I'm certainly not that informed about the oil market, but there have been voices that Russia increasingly needs a higher oil price to sustain it's budget as the public expenditures are quite rapidly growing. We had some articles in this thread about this dilemma.
Sales Tax May Counter Soaring Deficit in Regions is a month-old article of the Moscow Times.
It is sometiems important to state the evident, and indeed in an economy not only the federal debt (and who financed it) matters. While the state debt might seem healthy the regions and other public entities can carry a surprising high debt burden, just as the companies and households. This was (maybe minus the companies IIRC) actually the case in Spain. We had the discussion in the thread about the European economy.The ministry estimates that the regions' total budget deficit will reach 857 billion rubles ($25 billion) in 2014 — 33.5 percent higher than in 2013, Prime reported Sunday, citing data from ITAR-Tass.

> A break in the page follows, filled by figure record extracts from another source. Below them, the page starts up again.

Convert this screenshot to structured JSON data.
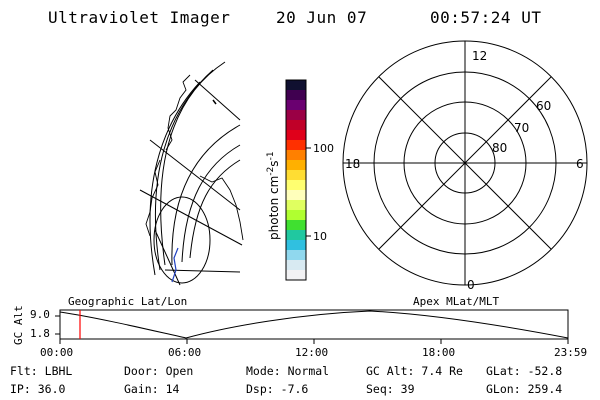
{
  "header": {
    "title": "Ultraviolet Imager",
    "date": "20 Jun 07",
    "time": "00:57:24 UT"
  },
  "colorbar": {
    "unit_label": "photon cm",
    "unit_sup1": "-2",
    "unit_mid": "s",
    "unit_sup2": "-1",
    "tick_labels": [
      "100",
      "10"
    ],
    "colors": [
      "#101030",
      "#400050",
      "#6a0070",
      "#9a0045",
      "#c00028",
      "#e0001a",
      "#ff3000",
      "#ff8000",
      "#ffb000",
      "#ffdd33",
      "#ffff70",
      "#ffffbb",
      "#e0ff60",
      "#b0ff30",
      "#40e030",
      "#20c8a0",
      "#30c0e0",
      "#90d8ee",
      "#d8eaf2",
      "#f2f2f4"
    ]
  },
  "polar_plot": {
    "mlt_labels": [
      "12",
      "18",
      "6",
      "0"
    ],
    "lat_labels": [
      "60",
      "70",
      "80"
    ]
  },
  "timeline": {
    "y_label": "GC Alt",
    "y_ticks": [
      "9.0",
      "1.8"
    ],
    "left_title": "Geographic Lat/Lon",
    "right_title": "Apex MLat/MLT",
    "x_ticks": [
      "00:00",
      "06:00",
      "12:00",
      "18:00",
      "23:59"
    ],
    "marker_color": "#ff0000"
  },
  "info": {
    "row1": [
      {
        "label": "Flt:",
        "value": "LBHL"
      },
      {
        "label": "Door:",
        "value": "Open"
      },
      {
        "label": "Mode:",
        "value": "Normal"
      },
      {
        "label": "GC Alt:",
        "value": "7.4 Re"
      },
      {
        "label": "GLat:",
        "value": "-52.8"
      }
    ],
    "row2": [
      {
        "label": "IP:",
        "value": "36.0"
      },
      {
        "label": "Gain:",
        "value": "14"
      },
      {
        "label": "Dsp:",
        "value": "-7.6"
      },
      {
        "label": "Seq:",
        "value": "39"
      },
      {
        "label": "GLon:",
        "value": "259.4"
      }
    ]
  }
}
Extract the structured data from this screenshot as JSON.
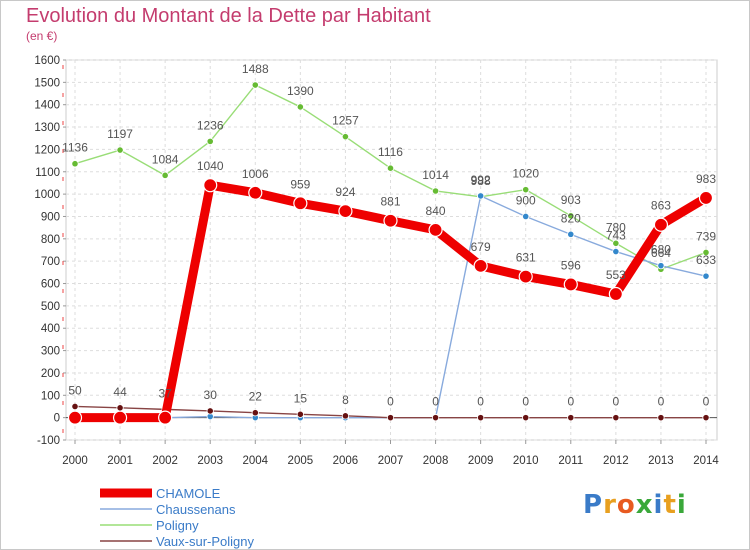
{
  "header": {
    "title": "Evolution du Montant de la Dette par Habitant",
    "unit": "(en €)"
  },
  "logo": {
    "text": "Proxiti",
    "letters": [
      {
        "ch": "P",
        "color": "#3a7bc8"
      },
      {
        "ch": "r",
        "color": "#e8a020"
      },
      {
        "ch": "o",
        "color": "#e85a20"
      },
      {
        "ch": "x",
        "color": "#3aa83a"
      },
      {
        "ch": "i",
        "color": "#3a7bc8"
      },
      {
        "ch": "t",
        "color": "#e8a020"
      },
      {
        "ch": "i",
        "color": "#3aa83a"
      }
    ]
  },
  "chart_data": {
    "type": "line",
    "title": "Evolution du Montant de la Dette par Habitant",
    "ylabel": "(en €)",
    "xlabel": "",
    "ylim": [
      -100,
      1600
    ],
    "yticks": [
      -100,
      0,
      100,
      200,
      300,
      400,
      500,
      600,
      700,
      800,
      900,
      1000,
      1100,
      1200,
      1300,
      1400,
      1500,
      1600
    ],
    "grid": true,
    "categories": [
      "2000",
      "2001",
      "2002",
      "2003",
      "2004",
      "2005",
      "2006",
      "2007",
      "2008",
      "2009",
      "2010",
      "2011",
      "2012",
      "2013",
      "2014"
    ],
    "series": [
      {
        "name": "Poligny",
        "color": "#99dd77",
        "marker": "#66bb33",
        "values": [
          1136,
          1197,
          1084,
          1236,
          1488,
          1390,
          1257,
          1116,
          1014,
          988,
          1020,
          903,
          780,
          664,
          739
        ],
        "labels": [
          "1136",
          "1197",
          "1084",
          "1236",
          "1488",
          "1390",
          "1257",
          "1116",
          "1014",
          "988",
          "1020",
          "903",
          "780",
          "664",
          "739"
        ]
      },
      {
        "name": "Chaussenans",
        "color": "#88aadd",
        "marker": "#3388cc",
        "values": [
          0,
          0,
          0,
          5,
          0,
          0,
          0,
          0,
          0,
          992,
          900,
          820,
          743,
          680,
          633
        ],
        "labels": [
          "",
          "",
          "",
          "",
          "",
          "",
          "",
          "",
          "",
          "992",
          "900",
          "820",
          "743",
          "680",
          "633"
        ]
      },
      {
        "name": "Vaux-sur-Poligny",
        "color": "#884444",
        "marker": "#661111",
        "values": [
          50,
          44,
          37,
          30,
          22,
          15,
          8,
          0,
          0,
          0,
          0,
          0,
          0,
          0,
          0
        ],
        "labels": [
          "50",
          "44",
          "37",
          "30",
          "22",
          "15",
          "8",
          "0",
          "0",
          "0",
          "0",
          "0",
          "0",
          "0",
          "0"
        ]
      },
      {
        "name": "CHAMOLE",
        "color": "#ee0000",
        "marker": "#ee0000",
        "values": [
          0,
          0,
          0,
          1040,
          1006,
          959,
          924,
          881,
          840,
          679,
          631,
          596,
          553,
          863,
          983
        ],
        "labels": [
          "0",
          "0",
          "0",
          "1040",
          "1006",
          "959",
          "924",
          "881",
          "840",
          "679",
          "631",
          "596",
          "553",
          "863",
          "983"
        ]
      }
    ],
    "legend": [
      "CHAMOLE",
      "Chaussenans",
      "Poligny",
      "Vaux-sur-Poligny"
    ]
  }
}
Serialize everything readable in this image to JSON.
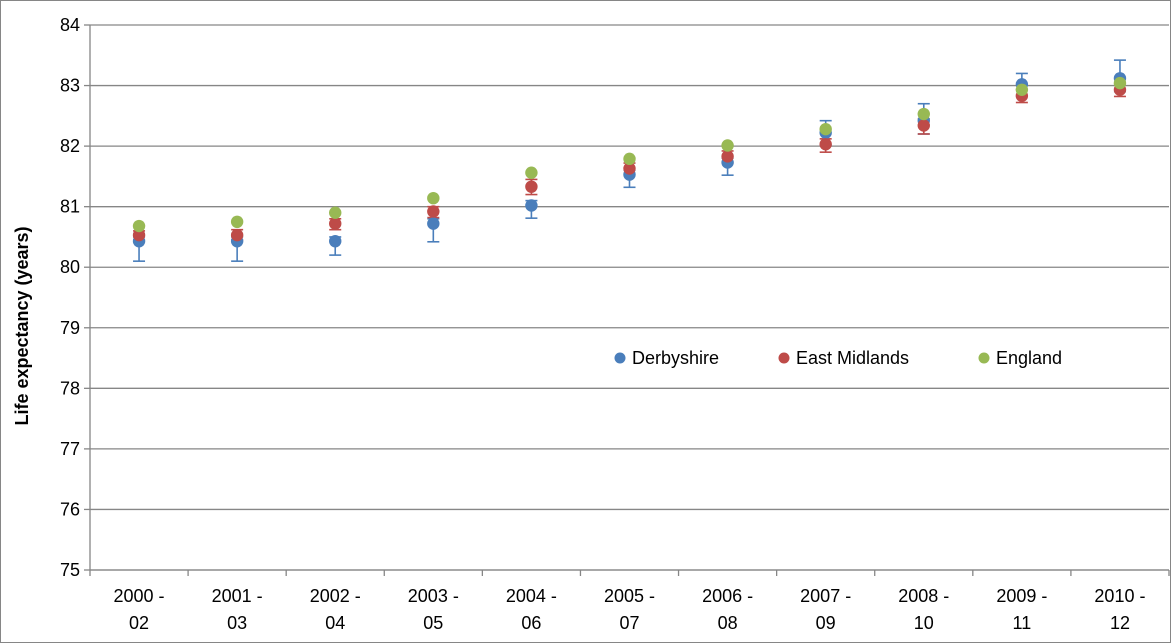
{
  "chart_data": {
    "type": "scatter",
    "title": "",
    "xlabel": "",
    "ylabel": "Life expectancy (years)",
    "ylim": [
      75,
      84
    ],
    "y_ticks": [
      "75",
      "76",
      "77",
      "78",
      "79",
      "80",
      "81",
      "82",
      "83",
      "84"
    ],
    "grid": "horizontal",
    "legend_position": "center-right",
    "categories": [
      [
        "2000 -",
        "02"
      ],
      [
        "2001 -",
        "03"
      ],
      [
        "2002 -",
        "04"
      ],
      [
        "2003 -",
        "05"
      ],
      [
        "2004 -",
        "06"
      ],
      [
        "2005 -",
        "07"
      ],
      [
        "2006 -",
        "08"
      ],
      [
        "2007 -",
        "09"
      ],
      [
        "2008 -",
        "10"
      ],
      [
        "2009 -",
        "11"
      ],
      [
        "2010 -",
        "12"
      ]
    ],
    "series": [
      {
        "name": "Derbyshire",
        "color": "#4a7ebb",
        "values": [
          80.43,
          80.43,
          80.43,
          80.72,
          81.02,
          81.53,
          81.73,
          82.22,
          82.42,
          83.02,
          83.12
        ],
        "error_bars": [
          [
            80.1,
            80.5
          ],
          [
            80.1,
            80.5
          ],
          [
            80.2,
            80.5
          ],
          [
            80.42,
            80.8
          ],
          [
            80.81,
            81.1
          ],
          [
            81.32,
            81.6
          ],
          [
            81.52,
            81.8
          ],
          [
            82.02,
            82.42
          ],
          [
            82.2,
            82.7
          ],
          [
            82.82,
            83.2
          ],
          [
            82.9,
            83.42
          ]
        ]
      },
      {
        "name": "East Midlands",
        "color": "#be4b48",
        "values": [
          80.53,
          80.53,
          80.72,
          80.92,
          81.33,
          81.63,
          81.83,
          82.03,
          82.34,
          82.83,
          82.93
        ],
        "error_bars": [
          [
            80.45,
            80.6
          ],
          [
            80.45,
            80.62
          ],
          [
            80.62,
            80.8
          ],
          [
            80.82,
            81.0
          ],
          [
            81.2,
            81.45
          ],
          [
            81.55,
            81.72
          ],
          [
            81.72,
            81.92
          ],
          [
            81.9,
            82.12
          ],
          [
            82.2,
            82.45
          ],
          [
            82.72,
            82.93
          ],
          [
            82.82,
            83.03
          ]
        ]
      },
      {
        "name": "England",
        "color": "#98b954",
        "values": [
          80.68,
          80.75,
          80.9,
          81.14,
          81.56,
          81.79,
          82.01,
          82.28,
          82.53,
          82.93,
          83.04
        ],
        "error_bars": null
      }
    ]
  }
}
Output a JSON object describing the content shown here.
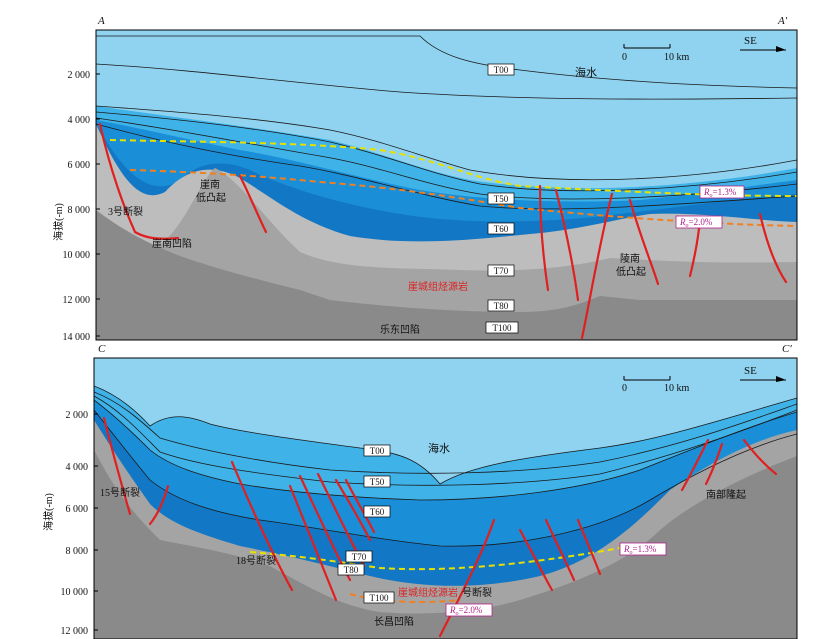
{
  "sections": [
    {
      "start_label": "A",
      "end_label": "A′",
      "direction": "SE",
      "scale": {
        "zero": "0",
        "length": "10 km"
      },
      "yaxis_label": "海拔(-m)",
      "yticks": [
        "2 000",
        "4 000",
        "6 000",
        "8 000",
        "10 000",
        "12 000",
        "14 000"
      ],
      "horizons": [
        "T00",
        "T50",
        "T60",
        "T70",
        "T80",
        "T100"
      ],
      "labels": {
        "seawater": "海水",
        "fault": "3号断裂",
        "uplift_1": "崖南",
        "uplift_2": "低凸起",
        "sag": "崖南凹陷",
        "uplift_east_1": "陵南",
        "uplift_east_2": "低凸起",
        "source_rock": "崖城组烃源岩",
        "sag_bottom": "乐东凹陷"
      },
      "ro_labels": [
        {
          "symbol": "R",
          "sub": "o",
          "value": "=1.3%",
          "color": "#e8e000"
        },
        {
          "symbol": "R",
          "sub": "o",
          "value": "=2.0%",
          "color": "#f08020"
        }
      ]
    },
    {
      "start_label": "C",
      "end_label": "C′",
      "direction": "SE",
      "scale": {
        "zero": "0",
        "length": "10 km"
      },
      "yaxis_label": "海拔(-m)",
      "yticks": [
        "2 000",
        "4 000",
        "6 000",
        "8 000",
        "10 000",
        "12 000"
      ],
      "horizons": [
        "T00",
        "T50",
        "T60",
        "T70",
        "T80",
        "T100"
      ],
      "labels": {
        "seawater": "海水",
        "fault_15": "15号断裂",
        "fault_18": "18号断裂",
        "fault_mid": "号断裂",
        "uplift": "南部隆起",
        "source_rock": "崖城组烃源岩",
        "sag_bottom": "长昌凹陷"
      },
      "ro_labels": [
        {
          "symbol": "R",
          "sub": "o",
          "value": "=1.3%",
          "color": "#e8e000"
        },
        {
          "symbol": "R",
          "sub": "o",
          "value": "=2.0%",
          "color": "#f08020"
        }
      ]
    }
  ],
  "colors": {
    "sea": "#8fd3f0",
    "layer_light": "#3fb2e8",
    "layer_mid": "#1a8fd8",
    "layer_deep": "#1277c4",
    "rock_light": "#bdbdbd",
    "rock_mid": "#a4a4a4",
    "rock_dark": "#8a8a8a",
    "fault": "#e02020",
    "ro_13": "#e8e000",
    "ro_20": "#f08020",
    "ro_text": "#b0208a"
  }
}
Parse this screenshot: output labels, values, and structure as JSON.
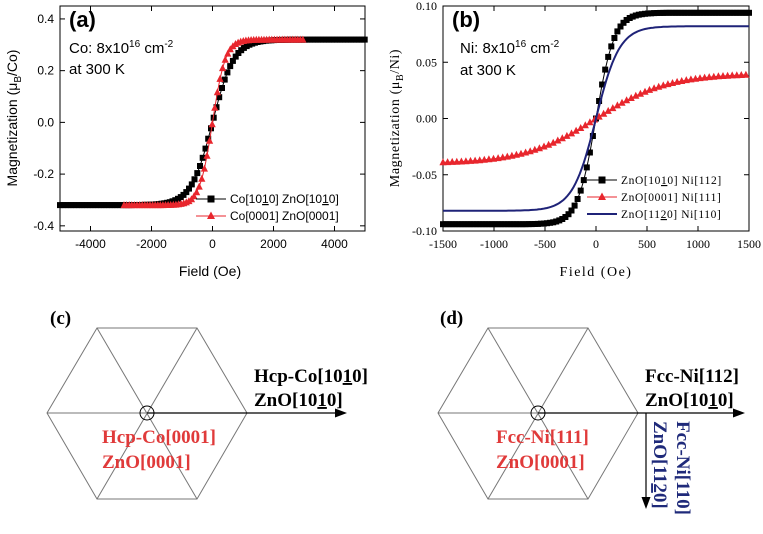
{
  "colors": {
    "black": "#000000",
    "red": "#e8262d",
    "navy": "#1f2378",
    "crystal_red": "#e03a3a",
    "crystal_blue": "#1f2a7a"
  },
  "chart_data": [
    {
      "type": "scatter",
      "panel_label": "(a)",
      "xlabel": "Field (Oe)",
      "ylabel": "Magnetization (μB/Co)",
      "ylabel_text": "Magnetization (μ",
      "ylabel_sub": "B",
      "ylabel_end": "/Co)",
      "xlim": [
        -5000,
        5000
      ],
      "ylim": [
        -0.42,
        0.45
      ],
      "xticks": [
        -4000,
        -2000,
        0,
        2000,
        4000
      ],
      "xtick_labels": [
        "-4000",
        "-2000",
        "0",
        "2000",
        "4000"
      ],
      "yticks": [
        -0.4,
        -0.2,
        0.0,
        0.2,
        0.4
      ],
      "ytick_labels": [
        "-0.4",
        "-0.2",
        "0.0",
        "0.2",
        "0.4"
      ],
      "annotation_line1_pre": "Co: 8x10",
      "annotation_exp1": "16",
      "annotation_mid": " cm",
      "annotation_exp2": "-2",
      "annotation_line2": "at 300 K",
      "series": [
        {
          "name": "Co[10̅1̅0] ZnO[10̅1̅0]",
          "legend": "Co[1010] ZnO[1010]",
          "legend_parts": [
            "Co[10",
            "1",
            "0] ZnO[10",
            "1",
            "0]"
          ],
          "color": "#000000",
          "marker": "square",
          "Ms": 0.32,
          "H0": 700,
          "x_min": -5000,
          "x_max": 5000,
          "step": 90
        },
        {
          "name": "Co[0001] ZnO[0001]",
          "legend": "Co[0001] ZnO[0001]",
          "legend_parts": [
            "Co[0001] ZnO[0001]"
          ],
          "color": "#e8262d",
          "marker": "triangle",
          "Ms": 0.32,
          "H0": 420,
          "x_min": -2900,
          "x_max": 3000,
          "step": 85
        }
      ]
    },
    {
      "type": "scatter",
      "panel_label": "(b)",
      "xlabel": "Field (Oe)",
      "ylabel": "Magnetization (μB/Ni)",
      "ylabel_text": "Magnetization (μ",
      "ylabel_sub": "B",
      "ylabel_end": "/Ni)",
      "xlim": [
        -1500,
        1500
      ],
      "ylim": [
        -0.1,
        0.1
      ],
      "xticks": [
        -1500,
        -1000,
        -500,
        0,
        500,
        1000,
        1500
      ],
      "xtick_labels": [
        "-1500",
        "-1000",
        "-500",
        "0",
        "500",
        "1000",
        "1500"
      ],
      "yticks": [
        -0.1,
        -0.05,
        0.0,
        0.05,
        0.1
      ],
      "ytick_labels": [
        "-0.10",
        "-0.05",
        "0.00",
        "0.05",
        "0.10"
      ],
      "annotation_line1_pre": "Ni: 8x10",
      "annotation_exp1": "16",
      "annotation_mid": " cm",
      "annotation_exp2": "-2",
      "annotation_line2": "at 300 K",
      "series": [
        {
          "name": "ZnO[10̅1̅0] Ni[112]",
          "legend": "ZnO[1010] Ni[112]",
          "legend_parts": [
            "ZnO[10",
            "1",
            "0] Ni[112]"
          ],
          "color": "#000000",
          "marker": "square",
          "Ms": 0.094,
          "H0": 180,
          "x_min": -1500,
          "x_max": 1500,
          "step": 30
        },
        {
          "name": "ZnO[0001] Ni[111]",
          "legend": "ZnO[0001] Ni[111]",
          "legend_parts": [
            "ZnO[0001] Ni[111]"
          ],
          "color": "#e8262d",
          "marker": "triangle",
          "Ms": 0.04,
          "H0": 700,
          "x_min": -1500,
          "x_max": 1500,
          "step": 45
        },
        {
          "name": "ZnO[11̅2̅0] Ni[110]",
          "legend": "ZnO[1120] Ni[110]",
          "legend_parts": [
            "ZnO[11",
            "2",
            "0] Ni[110]"
          ],
          "color": "#1f2378",
          "marker": "line",
          "Ms": 0.082,
          "H0": 230,
          "x_min": -1500,
          "x_max": 1500,
          "step": 20
        }
      ]
    }
  ],
  "diagram_c": {
    "panel_label": "(c)",
    "center_label_1": "Hcp-Co[0001]",
    "center_label_2": "ZnO[0001]",
    "arrow_label_1_parts": [
      "Hcp-Co[10",
      "1",
      "0]"
    ],
    "arrow_label_2_parts": [
      "ZnO[10",
      "1",
      "0]"
    ]
  },
  "diagram_d": {
    "panel_label": "(d)",
    "center_label_1": "Fcc-Ni[111]",
    "center_label_2": "ZnO[0001]",
    "arrow_label_1": "Fcc-Ni[112]",
    "arrow_label_2_parts": [
      "ZnO[10",
      "1",
      "0]"
    ],
    "vertical_label_1": "Fcc-Ni[110]",
    "vertical_label_2_parts": [
      "ZnO[11",
      "2",
      "0]"
    ]
  }
}
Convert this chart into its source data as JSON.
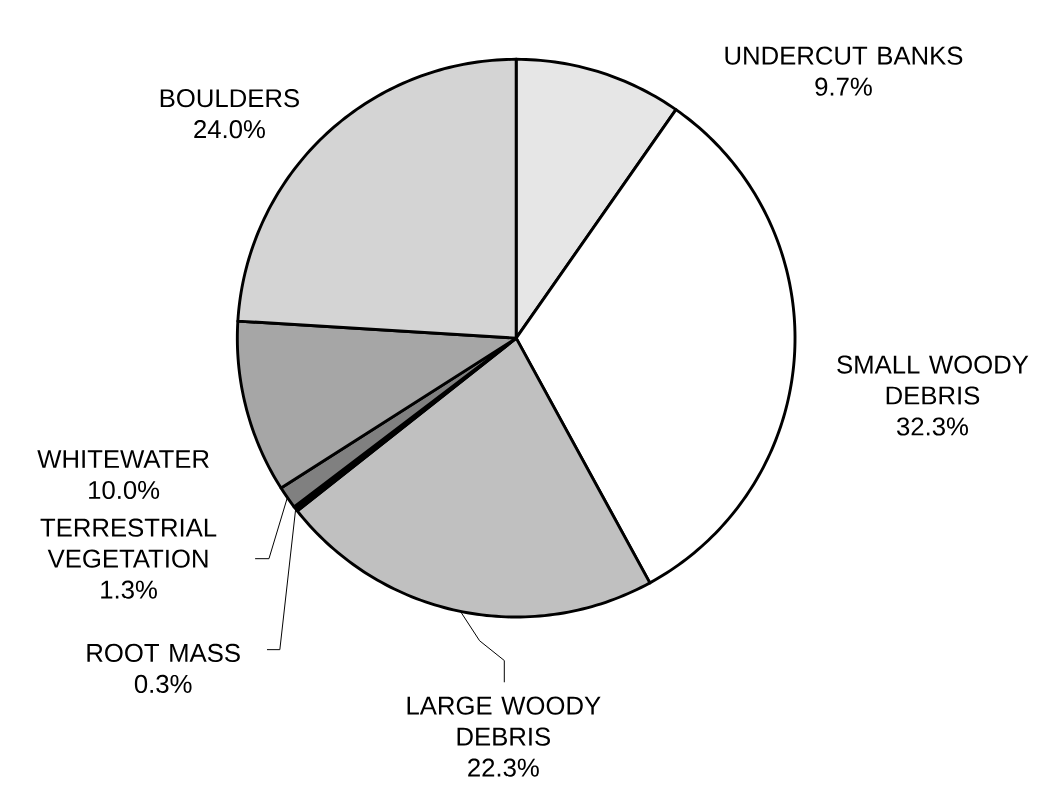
{
  "chart_data": {
    "type": "pie",
    "categories": [
      "UNDERCUT BANKS",
      "SMALL WOODY DEBRIS",
      "LARGE WOODY DEBRIS",
      "ROOT MASS",
      "TERRESTRIAL VEGETATION",
      "WHITEWATER",
      "BOULDERS"
    ],
    "values": [
      9.7,
      32.3,
      22.3,
      0.3,
      1.3,
      10.0,
      24.0
    ],
    "value_labels": [
      "9.7%",
      "32.3%",
      "22.3%",
      "0.3%",
      "1.3%",
      "10.0%",
      "24.0%"
    ],
    "colors": [
      "#e6e6e6",
      "#ffffff",
      "#c0c0c0",
      "#000000",
      "#808080",
      "#a6a6a6",
      "#d4d4d4"
    ]
  }
}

Nonetheless, the ministry intends to cut that deficit nearly in half by 2017, bringing it down by 26 percent in 2015, 8 percent in 2016 and another 21 percent in 2017 to end at just 455 billion rubles ($13 billion).
In order to accomplish this rapid reversal, the ministry has proposed an unexpected maneuver: allowing the Russian regions to introduce a sales tax.
There is no doubt that Russia overall little public debt, but there are, as mentioned before big problems ahead for it's economy.